Origin Story
The proverb "kkwong daesin dak" — "a chicken instead of a pheasant" — is said to come from New Year's rice-cake soup. Our ancestors traditionally simmered the broth for this first meal of the year with pheasant meat, prized for its clean, deep flavor that set the tone of the whole dish; pheasant was even laid on top as a garnish, a finishing touch of care. But pheasant was wild game that had to be hunted in the hills, so it was never something you could count on having. Households that couldn't get any had no choice but to make the broth with a chicken raised in their own yard. A chicken was no match for a pheasant, yet it was a similar enough bird to fill the gap when nothing better was at hand. From this came "a chicken instead of a pheasant" — settling for something comparable when the thing you really wanted is out of reach.
Pheasants and chickens are close relatives — both belong to the pheasant family (Phasianidae). So the chicken stepping in for the pheasant wasn't purely a matter of making do; the two birds genuinely share something in flavor and character.
Meaning Evolution
How It Is Used
The lecturer couldn't make it, so we played a recorded video lecture as "a chicken instead of a pheasant."

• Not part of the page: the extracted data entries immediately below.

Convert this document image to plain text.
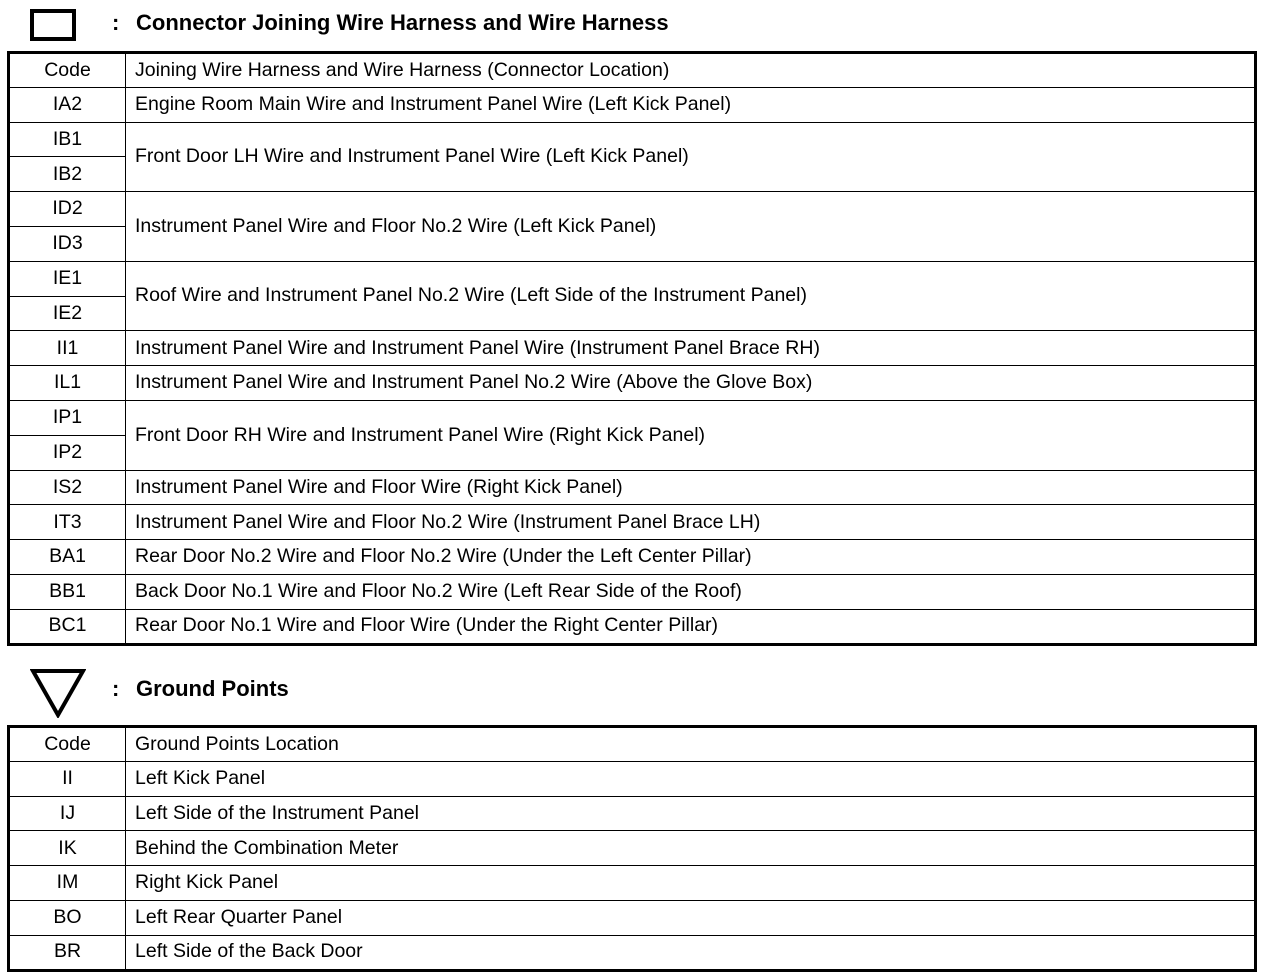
: Connector Joining Wire Harness and Wire Harness
Code	Joining Wire Harness and Wire Harness (Connector Location)
IA2	Engine Room Main Wire and Instrument Panel Wire (Left Kick Panel)
IB1	Front Door LH Wire and Instrument Panel Wire (Left Kick Panel)
IB2	
ID2	Instrument Panel Wire and Floor No.2 Wire (Left Kick Panel)
ID3	
IE1	Roof Wire and Instrument Panel No.2 Wire (Left Side of the Instrument Panel)
IE2	
II1	Instrument Panel Wire and Instrument Panel Wire (Instrument Panel Brace RH)
IL1	Instrument Panel Wire and Instrument Panel No.2 Wire (Above the Glove Box)
IP1	Front Door RH Wire and Instrument Panel Wire (Right Kick Panel)
IP2	
IS2	Instrument Panel Wire and Floor Wire (Right Kick Panel)
IT3	Instrument Panel Wire and Floor No.2 Wire (Instrument Panel Brace LH)
BA1	Rear Door No.2 Wire and Floor No.2 Wire (Under the Left Center Pillar)
BB1	Back Door No.1 Wire and Floor No.2 Wire (Left Rear Side of the Roof)
BC1	Rear Door No.1 Wire and Floor Wire (Under the Right Center Pillar)
: Ground Points
Code	Ground Points Location
II	Left Kick Panel
IJ	Left Side of the Instrument Panel
IK	Behind the Combination Meter
IM	Right Kick Panel
BO	Left Rear Quarter Panel
BR	Left Side of the Back Door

The original was sold out, so I bought a similar product — a chicken instead of a pheasant.
The lead pulled out, so we'll have to fill the stage with whatever we've got, chicken in place of pheasant.
Related Words
Memory Hook
Picture a New Year's soup pot: no pheasant to be found, so in goes a chicken — and the meaning clicks at once.
"When there is no pheasant, a chicken goes into the pot — and even the disappointment becomes a bowl of soup."